Manoutcher Mottaki, ministre des affaires étrangères, lors de la seconde et dernière journée de réunion des autorités juridiques des pays islamiques, à Téhéran, a déclaré : «Nous vivons dans un monde où, malgré le développement technologique et la hausse relative du niveau de vie, il existe des problèmes complexes dont la raison principale est le manque de justice et de spiritualité. La justice et la spiritualité conduisent les membres de n'importe quelle religion, à l'épanouissement des valeurs humaines. Cette particularité dans la religion musulmane, existe sous forme d'une organisation juridique et de lois révélées, qui donnent aux organisations juridiques des pays musulmans, une importance spéciale. C'est le devoir de toutes les sociétés et des intellectuels en général, de réaliser cet idéal.»
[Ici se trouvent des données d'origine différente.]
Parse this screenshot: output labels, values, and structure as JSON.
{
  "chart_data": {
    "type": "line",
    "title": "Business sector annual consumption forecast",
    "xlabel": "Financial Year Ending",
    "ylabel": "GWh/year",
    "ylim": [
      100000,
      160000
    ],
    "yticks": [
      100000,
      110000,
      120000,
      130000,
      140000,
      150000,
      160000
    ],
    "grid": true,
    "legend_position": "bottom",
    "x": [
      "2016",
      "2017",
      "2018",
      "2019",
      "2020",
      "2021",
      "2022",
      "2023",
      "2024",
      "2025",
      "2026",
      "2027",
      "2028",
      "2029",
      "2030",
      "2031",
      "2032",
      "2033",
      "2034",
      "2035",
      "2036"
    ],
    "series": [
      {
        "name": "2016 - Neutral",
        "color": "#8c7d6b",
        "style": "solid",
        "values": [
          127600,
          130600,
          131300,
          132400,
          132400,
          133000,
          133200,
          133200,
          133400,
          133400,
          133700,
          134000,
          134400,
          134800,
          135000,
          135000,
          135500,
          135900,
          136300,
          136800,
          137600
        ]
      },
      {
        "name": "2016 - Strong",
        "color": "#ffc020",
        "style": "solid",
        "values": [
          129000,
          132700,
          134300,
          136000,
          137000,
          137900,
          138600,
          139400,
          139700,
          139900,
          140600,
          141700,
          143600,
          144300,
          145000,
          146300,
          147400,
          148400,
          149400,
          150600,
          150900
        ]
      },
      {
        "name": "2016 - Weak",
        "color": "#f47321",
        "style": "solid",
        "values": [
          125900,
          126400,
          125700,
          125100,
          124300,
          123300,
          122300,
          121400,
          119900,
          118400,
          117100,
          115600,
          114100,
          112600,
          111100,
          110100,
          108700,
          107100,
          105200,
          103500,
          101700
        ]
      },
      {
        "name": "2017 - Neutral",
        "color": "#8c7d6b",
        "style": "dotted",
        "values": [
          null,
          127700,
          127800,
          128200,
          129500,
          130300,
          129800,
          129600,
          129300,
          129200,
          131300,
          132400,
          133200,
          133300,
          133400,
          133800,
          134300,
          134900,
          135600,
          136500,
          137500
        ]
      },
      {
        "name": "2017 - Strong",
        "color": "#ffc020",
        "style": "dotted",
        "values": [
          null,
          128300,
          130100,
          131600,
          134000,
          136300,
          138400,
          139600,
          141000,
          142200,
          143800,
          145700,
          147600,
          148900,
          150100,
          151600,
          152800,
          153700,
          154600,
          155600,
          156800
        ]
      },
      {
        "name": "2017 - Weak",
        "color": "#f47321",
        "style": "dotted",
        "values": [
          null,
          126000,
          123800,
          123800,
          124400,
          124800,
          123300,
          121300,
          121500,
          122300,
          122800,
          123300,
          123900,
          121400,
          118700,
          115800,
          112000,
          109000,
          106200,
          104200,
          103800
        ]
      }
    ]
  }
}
«Un des organismes important est sans aucun doute, le système judiciaire des pays islamiques qui, s'ils sont indépendants et impartiaux, pourra franchir de grands pas dans le sens de la justice. Les organisations juridiques des pays islamiques doivent utiliser les instances internationales pour pouvoir remplir leur rôle et présenter l'enseignement et les valeurs de l'islam », a-t-il poursuivi.
«Je pense que les pays musulmans peuvent, en développant leur coopération politique, économique et culturelle, développer aussi leurs relations juridiques et réaliser l'union et les idéaux islamiques. Certains pays occidentaux, au sujet des droits de l'homme en islam, souffrent d'une incompréhension généralisée, les services juridiques des pays musulmans ont un rôle important à jouer dans la définition et la présentation du droit pénal», a continué le ministre iranien des affaires étrangères.
«Les juges musulmans peuvent travailler à une meilleure présentation des lois justes de l'islam, malheureusement nous avons été très inactifs dans ce domaine. Cette réunion est une bonne occasion pour permettre une meilleure coopération dans le domaine juridique et dans le domaine de la recherche de solutions adaptées. Les questions d'extradition des accusés dans la lutte contre le terrorisme et les crimes organisés, nécessitent une coopération plus étroite entre les différents pays », a-t-il ajouté.
La République islamique d'Iran sur la proposition de l'Ayatollah Hachemi Chahrudi, était l'hôte de cette première conférence des chefs des pouvoirs judiciaires des pays islamiques. Une conférence qui ouvrira la voie à une plus grande unité et une plus forte coopération des pays islamiques.